La Legge n. 392/1978 artt. 27-42 norma i contratti di locazione ad uso diverso dall’abitazione quali:
- Industriali, volte alla produzione di beni e servizi;
- Commerciali dirette allo scambio di beni e servizi;
- Artigianali;
- Di lavoro autonomo esercitate in modo abituale e professionale;
- Di interesse turistico (alberghi, affittacamere, campeggi, villaggi turistici, case per ferie, rifugi alpini, stabilimenti termali e balneari, aziende della ristorazione e altri pubblici esercizi ubicati in zone di interesse turistico, agenzie di viaggio e turismo).
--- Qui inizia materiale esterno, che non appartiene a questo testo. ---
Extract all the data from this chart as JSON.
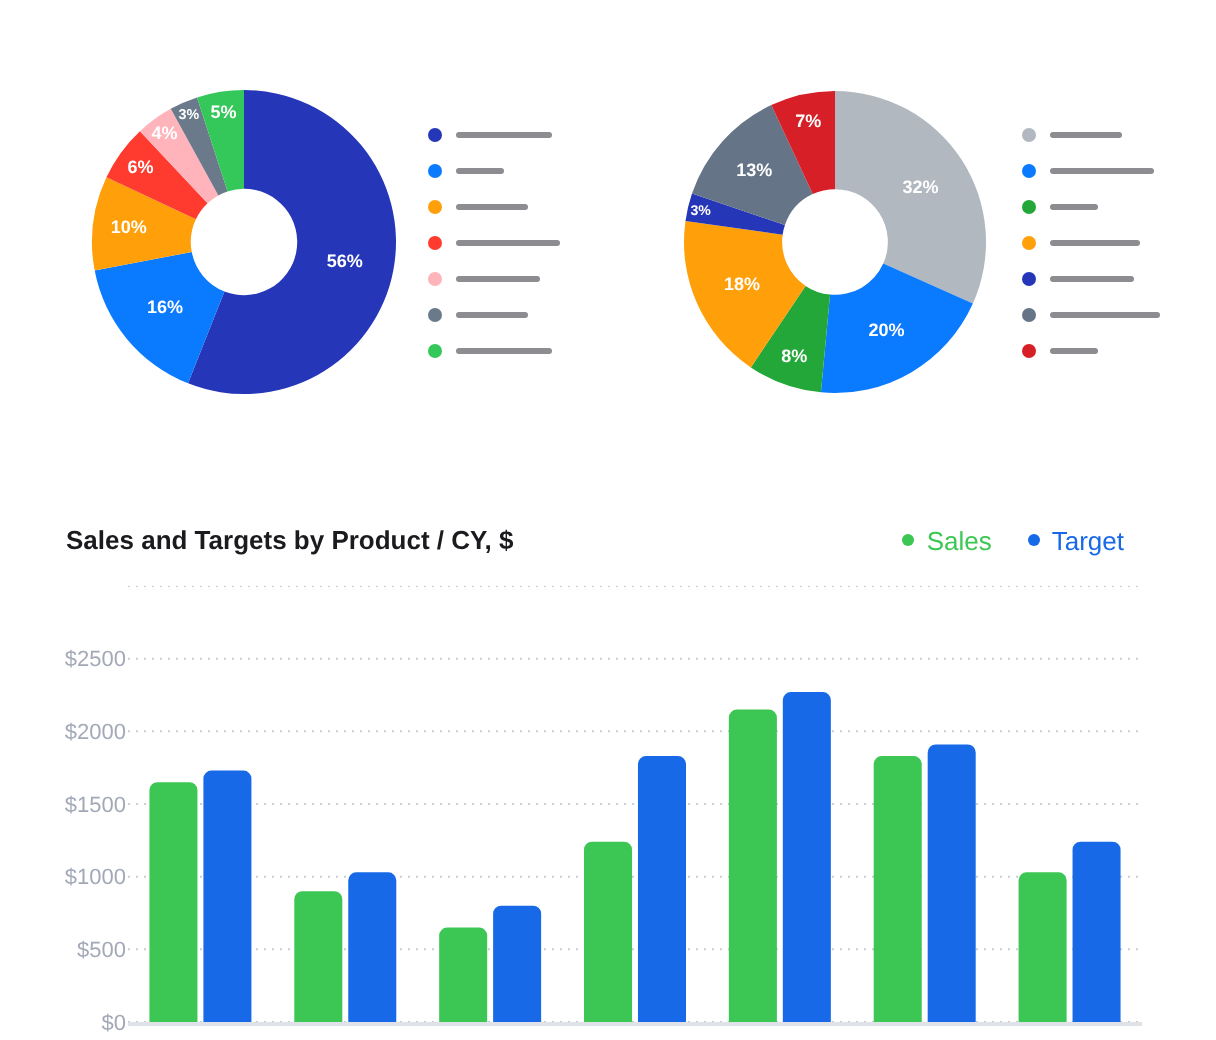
{
  "chart_data": [
    {
      "type": "donut",
      "categories": [
        null,
        null,
        null,
        null,
        null,
        null,
        null
      ],
      "values": [
        56,
        16,
        10,
        6,
        4,
        3,
        5
      ],
      "value_labels": [
        "56%",
        "16%",
        "10%",
        "6%",
        "4%",
        "3%",
        "5%"
      ],
      "colors": [
        "#2536b8",
        "#0a7aff",
        "#ff9f0a",
        "#ff3b30",
        "#ffb3ba",
        "#6b7a8a",
        "#34c759"
      ]
    },
    {
      "type": "donut",
      "categories": [
        null,
        null,
        null,
        null,
        null,
        null,
        null
      ],
      "values": [
        32,
        20,
        8,
        18,
        3,
        13,
        7
      ],
      "value_labels": [
        "32%",
        "20%",
        "8%",
        "18%",
        "3%",
        "13%",
        "7%"
      ],
      "colors": [
        "#b1b8bf",
        "#0a7aff",
        "#22a738",
        "#ff9f0a",
        "#2536b8",
        "#657587",
        "#d61f26"
      ]
    },
    {
      "type": "bar",
      "title": "Sales and Targets by Product / CY, $",
      "categories": [
        null,
        null,
        null,
        null,
        null,
        null,
        null
      ],
      "series": [
        {
          "name": "Sales",
          "color": "#3cc653",
          "values": [
            1650,
            900,
            650,
            1240,
            2150,
            1830,
            1030
          ]
        },
        {
          "name": "Target",
          "color": "#1769e8",
          "values": [
            1730,
            1030,
            800,
            1830,
            2270,
            1910,
            1240
          ]
        }
      ],
      "ylim": [
        0,
        3000
      ],
      "yticks": [
        {
          "value": 0,
          "label": "$0"
        },
        {
          "value": 500,
          "label": "$500"
        },
        {
          "value": 1000,
          "label": "$1000"
        },
        {
          "value": 1500,
          "label": "$1500"
        },
        {
          "value": 2000,
          "label": "$2000"
        },
        {
          "value": 2500,
          "label": "$2500"
        },
        {
          "value": 3000,
          "label": null
        }
      ],
      "grid": "y",
      "legend": "top right"
    }
  ]
}
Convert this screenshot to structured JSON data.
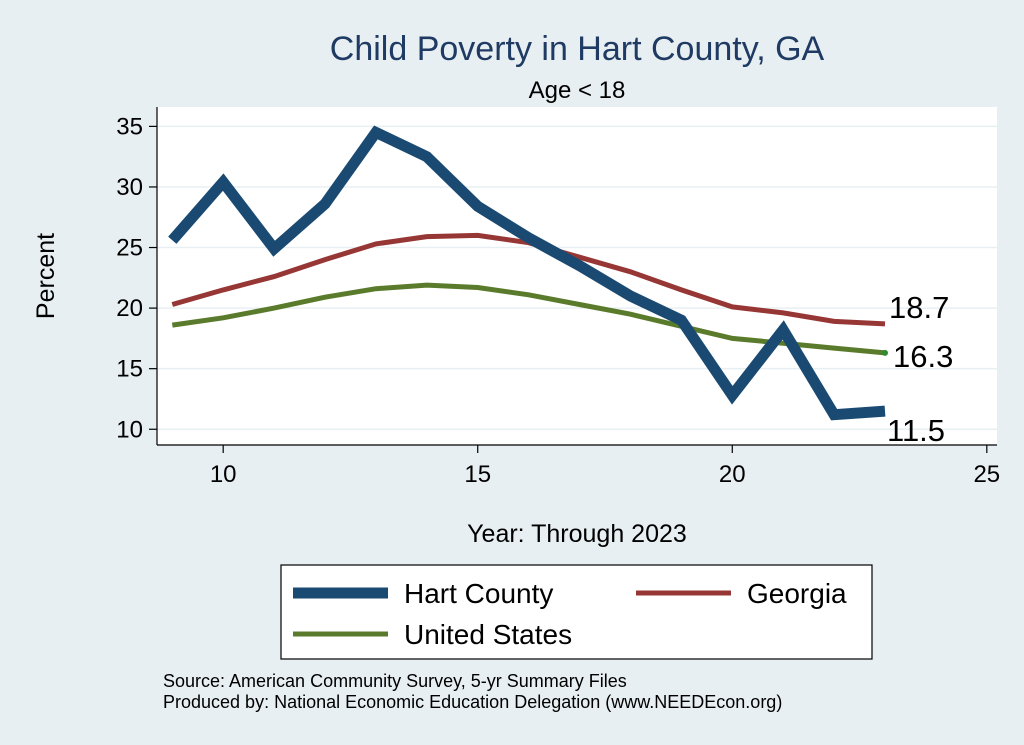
{
  "chart_data": {
    "type": "line",
    "title": "Child Poverty in Hart County, GA",
    "subtitle": "Age < 18",
    "xlabel": "Year: Through 2023",
    "ylabel": "Percent",
    "xlim": [
      8.7,
      25.2
    ],
    "ylim": [
      8.7,
      36.6
    ],
    "xticks": [
      10,
      15,
      20,
      25
    ],
    "yticks": [
      10,
      15,
      20,
      25,
      30,
      35
    ],
    "grid": true,
    "legend_position": "bottom",
    "series": [
      {
        "name": "Hart County",
        "color": "#1a4a72",
        "x": [
          9,
          10,
          11,
          12,
          13,
          14,
          15,
          16,
          17,
          18,
          19,
          20,
          21,
          22,
          23
        ],
        "values": [
          25.6,
          30.4,
          24.9,
          28.6,
          34.5,
          32.5,
          28.4,
          25.8,
          23.5,
          21.0,
          19.0,
          12.8,
          18.2,
          11.2,
          11.5
        ],
        "end_label": "11.5"
      },
      {
        "name": "Georgia",
        "color": "#973735",
        "x": [
          9,
          10,
          11,
          12,
          13,
          14,
          15,
          16,
          17,
          18,
          19,
          20,
          21,
          22,
          23
        ],
        "values": [
          20.3,
          21.5,
          22.6,
          24.0,
          25.3,
          25.9,
          26.0,
          25.4,
          24.2,
          23.0,
          21.5,
          20.1,
          19.6,
          18.9,
          18.7
        ],
        "end_label": "18.7"
      },
      {
        "name": "United States",
        "color": "#5b7b2c",
        "x": [
          9,
          10,
          11,
          12,
          13,
          14,
          15,
          16,
          17,
          18,
          19,
          20,
          21,
          22,
          23
        ],
        "values": [
          18.6,
          19.2,
          20.0,
          20.9,
          21.6,
          21.9,
          21.7,
          21.1,
          20.3,
          19.5,
          18.5,
          17.5,
          17.1,
          16.7,
          16.3
        ],
        "end_label": "16.3"
      }
    ]
  },
  "source_lines": [
    "Source: American Community Survey, 5-yr Summary Files",
    "Produced by: National Economic Education Delegation (www.NEEDEcon.org)"
  ]
}
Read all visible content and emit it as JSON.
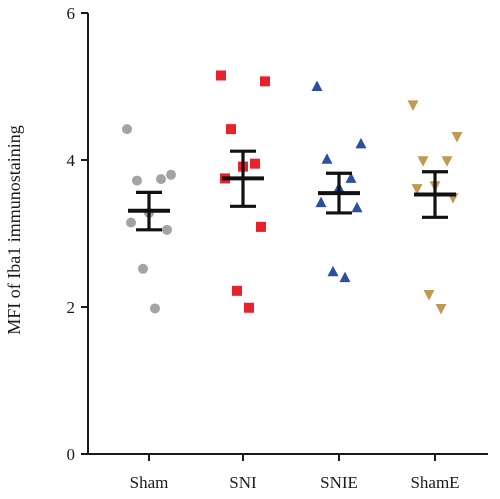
{
  "chart_data": {
    "type": "scatter",
    "ylabel": "MFI of Iba1 immunostaining",
    "xlabel": "",
    "ylim": [
      0,
      6
    ],
    "yticks": [
      0,
      2,
      4,
      6
    ],
    "categories": [
      "Sham",
      "SNI",
      "SNIE",
      "ShamE"
    ],
    "grid": false,
    "legend": "none",
    "series": [
      {
        "category": "Sham",
        "marker": "circle",
        "color": "#a3a3a3",
        "values": [
          4.42,
          3.8,
          3.72,
          3.74,
          3.28,
          3.15,
          3.05,
          2.52,
          1.98
        ],
        "mean": 3.31,
        "error": [
          3.05,
          3.56
        ]
      },
      {
        "category": "SNI",
        "marker": "square",
        "color": "#e8212a",
        "values": [
          5.15,
          5.07,
          4.42,
          3.95,
          3.91,
          3.75,
          3.09,
          2.22,
          1.99
        ],
        "mean": 3.75,
        "error": [
          3.37,
          4.12
        ]
      },
      {
        "category": "SNIE",
        "marker": "triangle-up",
        "color": "#2d4fa1",
        "values": [
          5.0,
          4.22,
          4.01,
          3.75,
          3.62,
          3.42,
          3.35,
          2.48,
          2.4
        ],
        "mean": 3.55,
        "error": [
          3.28,
          3.82
        ]
      },
      {
        "category": "ShamE",
        "marker": "triangle-down",
        "color": "#bf9a55",
        "values": [
          4.75,
          4.32,
          3.99,
          3.99,
          3.65,
          3.61,
          3.49,
          2.17,
          1.98
        ],
        "mean": 3.53,
        "error": [
          3.22,
          3.84
        ]
      }
    ]
  }
}
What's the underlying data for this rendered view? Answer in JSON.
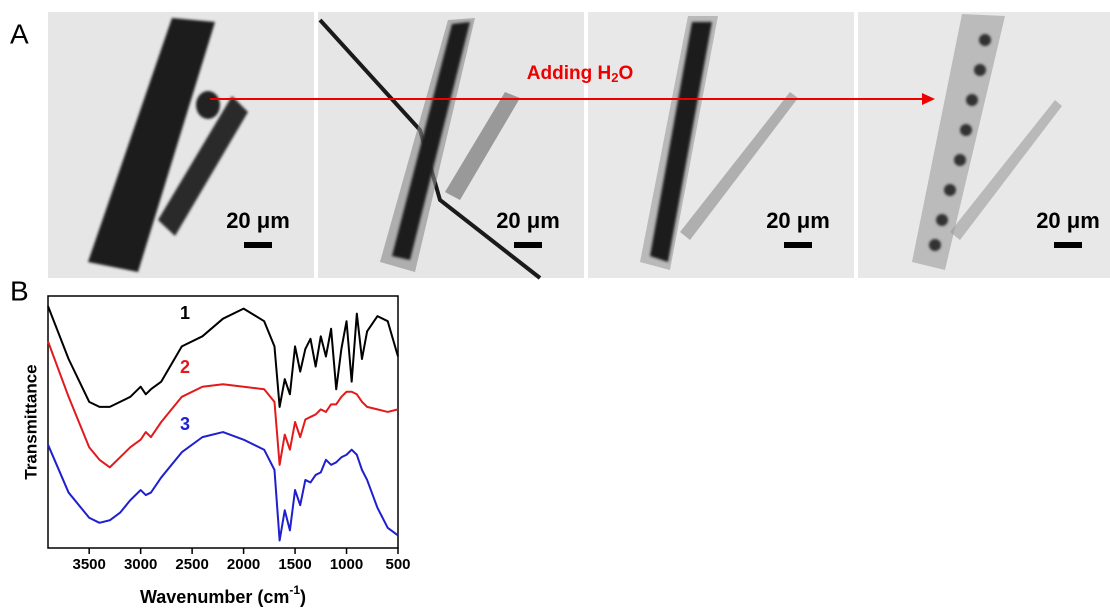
{
  "panel_a": {
    "label": "A",
    "images": [
      {
        "scale_label": "20 μm"
      },
      {
        "scale_label": "20 μm"
      },
      {
        "scale_label": "20 μm"
      },
      {
        "scale_label": "20 μm"
      }
    ],
    "arrow_label": {
      "text": "Adding H",
      "sub": "2",
      "after": "O"
    }
  },
  "chart_data": {
    "type": "line",
    "panel_label": "B",
    "x_label": {
      "text": "Wavenumber (cm",
      "sup": "-1",
      "after": ")"
    },
    "y_label": "Transmittance",
    "x": [
      3900,
      3700,
      3500,
      3400,
      3300,
      3200,
      3100,
      3000,
      2950,
      2900,
      2800,
      2600,
      2400,
      2200,
      2000,
      1800,
      1700,
      1650,
      1600,
      1550,
      1500,
      1450,
      1400,
      1350,
      1300,
      1250,
      1200,
      1150,
      1100,
      1050,
      1000,
      950,
      900,
      850,
      800,
      700,
      600,
      500
    ],
    "xlim": [
      3900,
      500
    ],
    "xticks": [
      3500,
      3000,
      2500,
      2000,
      1500,
      1000,
      500
    ],
    "ylim": [
      0,
      100
    ],
    "series": [
      {
        "name": "1",
        "color": "#000000",
        "values": [
          96,
          75,
          58,
          56,
          56,
          58,
          60,
          64,
          61,
          63,
          66,
          80,
          84,
          91,
          95,
          90,
          80,
          56,
          67,
          61,
          80,
          70,
          79,
          83,
          72,
          84,
          76,
          87,
          63,
          79,
          90,
          66,
          93,
          75,
          86,
          92,
          90,
          76
        ]
      },
      {
        "name": "2",
        "color": "#e31a1c",
        "values": [
          82,
          60,
          40,
          35,
          32,
          36,
          40,
          43,
          46,
          44,
          50,
          60,
          64,
          65,
          64,
          63,
          58,
          33,
          45,
          39,
          50,
          44,
          51,
          52,
          53,
          55,
          54,
          57,
          57,
          60,
          62,
          62,
          61,
          58,
          56,
          55,
          54,
          55
        ]
      },
      {
        "name": "3",
        "color": "#1f1fd0",
        "values": [
          41,
          22,
          12,
          10,
          11,
          14,
          19,
          23,
          21,
          22,
          28,
          38,
          44,
          46,
          43,
          39,
          31,
          3,
          15,
          7,
          23,
          17,
          27,
          26,
          29,
          30,
          35,
          33,
          34,
          36,
          37,
          39,
          37,
          31,
          27,
          16,
          8,
          5
        ]
      }
    ]
  }
}
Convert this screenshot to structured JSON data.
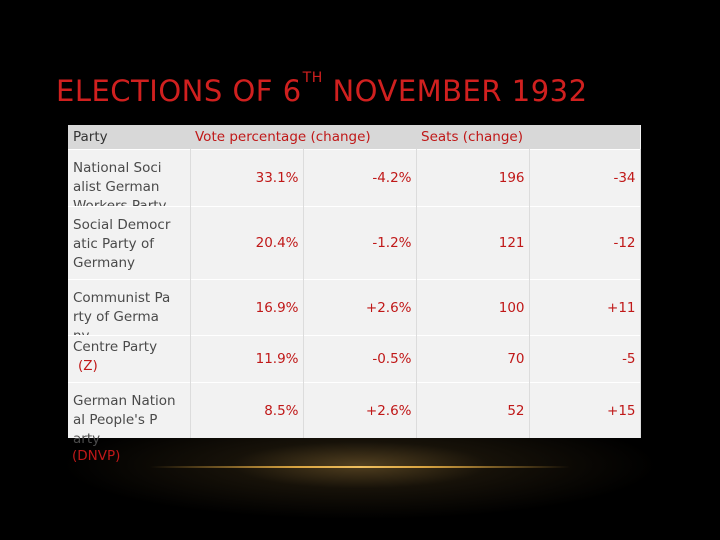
{
  "title_main": "ELECTIONS OF 6",
  "title_sup": "TH",
  "title_rest": " NOVEMBER 1932",
  "table": {
    "headers": {
      "party": "Party",
      "vote": "Vote percentage (change)",
      "seats": "Seats (change)"
    },
    "rows": [
      {
        "party": "National Soci\nalist German\nWorkers Party",
        "abbr": "",
        "vote": "33.1%",
        "vote_change": "-4.2%",
        "seats": "196",
        "seats_change": "-34"
      },
      {
        "party": "Social Democr\natic Party of\n Germany",
        "abbr": "",
        "vote": "20.4%",
        "vote_change": "-1.2%",
        "seats": "121",
        "seats_change": "-12"
      },
      {
        "party": "Communist Pa\nrty of Germa\nny",
        "abbr": "",
        "vote": "16.9%",
        "vote_change": "+2.6%",
        "seats": "100",
        "seats_change": "+11"
      },
      {
        "party": "Centre Party",
        "abbr": "(Z)",
        "vote": "11.9%",
        "vote_change": "-0.5%",
        "seats": "70",
        "seats_change": "-5"
      },
      {
        "party": "German Nation\nal People's P\narty",
        "abbr": "(DNVP)",
        "vote": "8.5%",
        "vote_change": "+2.6%",
        "seats": "52",
        "seats_change": "+15"
      }
    ]
  },
  "colors": {
    "background": "#000000",
    "title": "#d0201f",
    "accent_value": "#c01818",
    "glow": "#d9a441"
  }
}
Mentre per la locazione di immobili adibiti ad uso abitativo il legislatore prevede espressamente il requisito della forma scritta, la locazione non abitativa può essere stipulata in qualsiasi forma, salvo l’obbligo di registrazione. Fanno eccezione le locazioni immobiliari “ab origine” ultranovennali – per la quale è richiesta la forma scritta a pena di nullità ex art. 1350 n. 8 c.c. – e le locazioni di immobili adibiti a uso diverso da quello di abitazione (anche se adibiti ad attività alberghiera) per i quali sia pattuito un canone annuo superiore a € 250.000 e che non siano riferiti a locali qualificati di interesse storico a seguito di provvedimento regionale o comunale.
La disciplina sulla durata minima del contratto è contenuta nell’art. 27 della Legge n. 392/1978, in base alla quale questa è di:
6+6 anni in caso di locazioni di immobili adibiti ad attività industriali, commerciali, artigianali e di qualsiasi attività di lavoro autonomo;
9+9 anni in caso di locazioni di immobili adibiti ad attività alberghiera o all’esercizio di imprese assimilate ai sensi dell’art. 1786 c.c. o all’esercizio di attività teatrali.
Per quanto riguarda, invece, la durata massima, ai sensi dell’art. 1573 c.c. questa è stabilita nel limite di 30 anni; nel caso in cui la locazione è stipulata per un periodo più lungo o in perpetuo, essa è ridotta ex lege al predetto termine trentennale.
La determinazione del canone è libera, con l’unico limite costituito dal suo aggiornamento. Infatti, a norma dell’art. 32 della L. 392/78, le parti possono convenire che il canone di locazione sia aggiornato annualmente, su richiesta del locatore, nella misura del 75% delle variazioni accertate dall’ISTAT dell’indice dei prezzi al consumo per le famiglie di operai e impiegati.
Al conduttore dell’immobile, la normativa riconosce la facoltà di recesso anticipato nelle seguenti casistiche:
a) Quando siano le parti ad aver introdotto convenzionalmente (recesso convenzionale) tale possibilità. Il recesso avviene in qualsiasi comunicazione al locatore mediante avviso con lettera raccomandata almeno 6 mesi prima della data in cui il recesso deve avere esecuzione;
b) Qualora ricorrano gravi motivi (recesso legale), con preavviso di almeno 6 mesi da comunicarsi con lettera raccomandata.
Per gravi motivi s’intendono fatti involontari, imprevedibili e sopravvenuti alla costituzione del rapporto ed essere tali da rendere eccessivamente gravosa per il conduttore la prosecuzione del contratto di locazione ovvero consistere in un sopravvenuto squilibrio tra le prestazioni originarie, tali da incidere significativamente sull’andamento dell’azienda. In sintesi, come spiegato dalla giurisprudenza (si vedano, ad esempio, Cass. 12.11.2003 n. 17042, Cass. 17.1.2012 n. 549 e Cass. 28.2.2019 n. 5803), i gravi motivi devono:
- essere specificati in sede di comunicazione del recesso;
- imprevedibili e sopravvenuti durante il rapporto di locazione;
- non causati dalla volontà del conduttore.